Musicbrainz Prototype for a higher performance batch mode processing
I have been protyping some code for a new way to use musicbrainz, in a batch mode. I found that the tagger mechanism is not efficent in terms of computing resources and bandwidth.
Currently, the mb tagger requests information from an apache server running a perl script that looks in a database for each file. This is pretty high overhead. Considering the fact that for the first pass, all that is needed is to know :
- Is the file corrupt?
- Is the file duplicate?
- Is the file in the database?
When you know all this, then you could submit the new information to musicbrains, or then submit and large file that contains all needed information at once.
Otherwise, the database could be queried locally and only the new information could be submitted.

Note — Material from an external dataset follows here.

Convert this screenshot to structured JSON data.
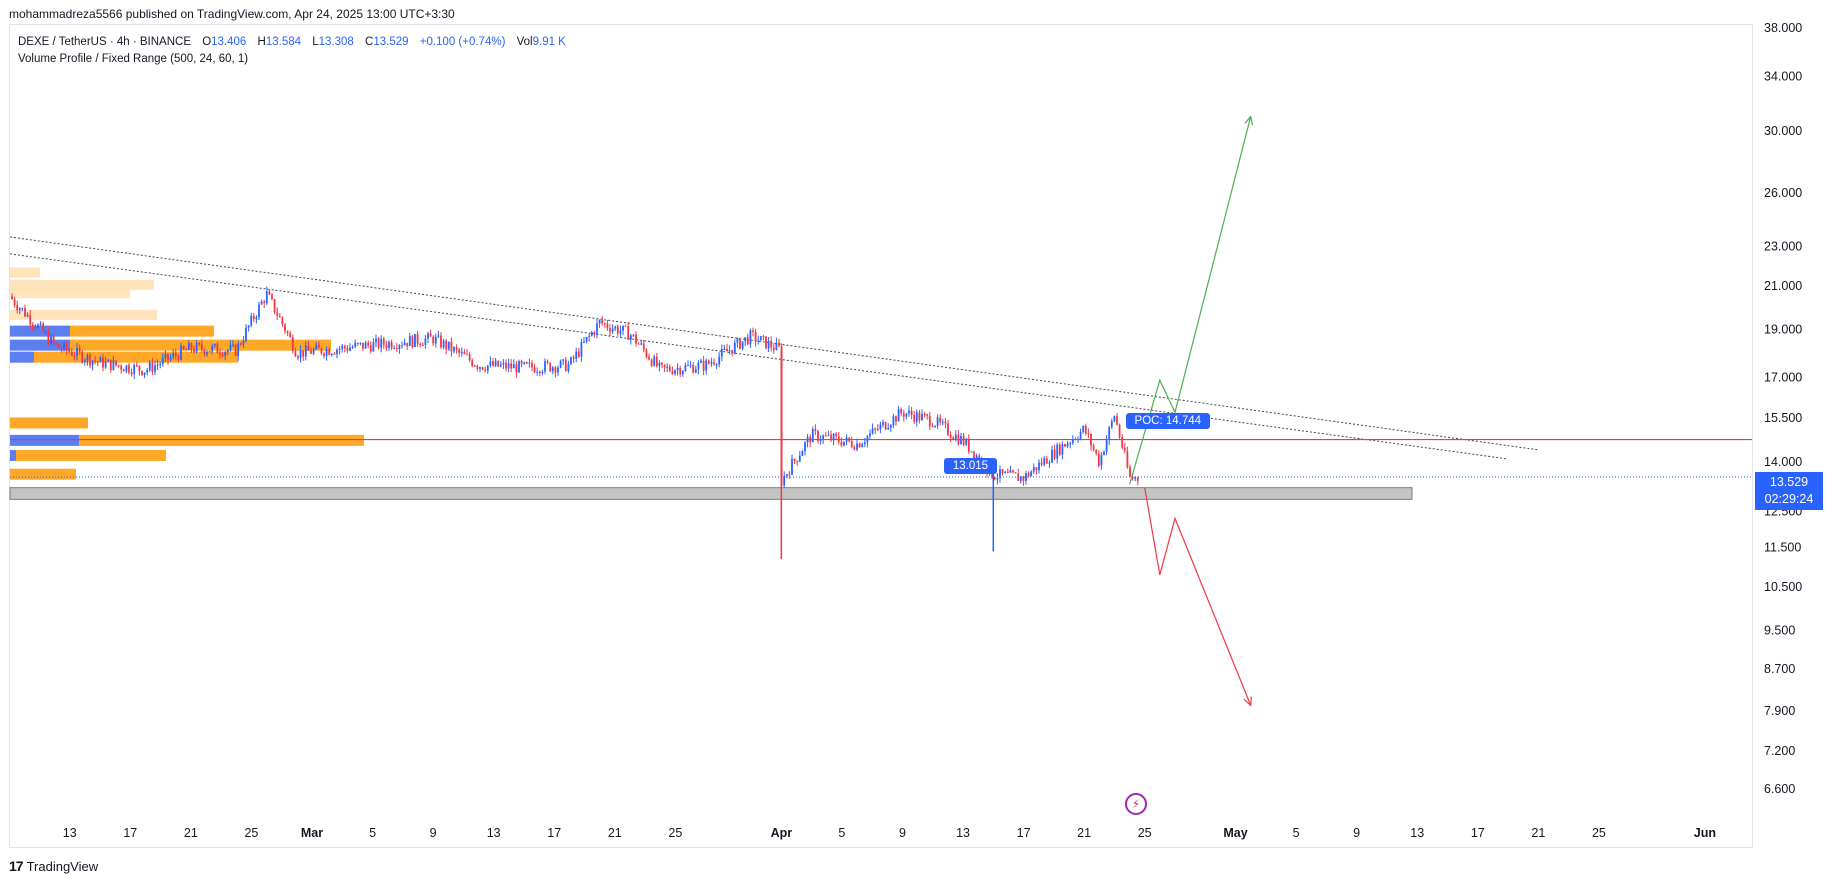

In anycase, when you have 10K of mp3 files, the processing with musicbrainz is painfully slow and the tp_tagger software crashes regulary.
This is what I did so far.
1. I downloaded the mbdump.tar.bz unzipped it, took the track file, used cut and sort to extract a sorted list of trms. then I converted this into a 50mb binary file that is packed very tight. bz gives only 8% improvement. This 50mb file will be easy to download and use.
You can find the packer here :
It uses the two files from musicbrainz :
Now, I want to use this index to do a merge join in linear time against my database of mp3s. So, I want to extract the TRMS of them into a file that is also sorted and can be quickly read. For this purpose, I have modified mp3info to extract all the attributes to create the trm.
It links agains libmusicbrainz, and takes a list of files as a parameter but runs pretty slow about 1000 files an hour.
Today, I took the mp3.cpp code and reworked it to be in c, all in one file and also to read the entire file into memory. It runs about 2x the speed of mp3info.
When it is finished, I will create a simple trm generator based on the output and write the join program.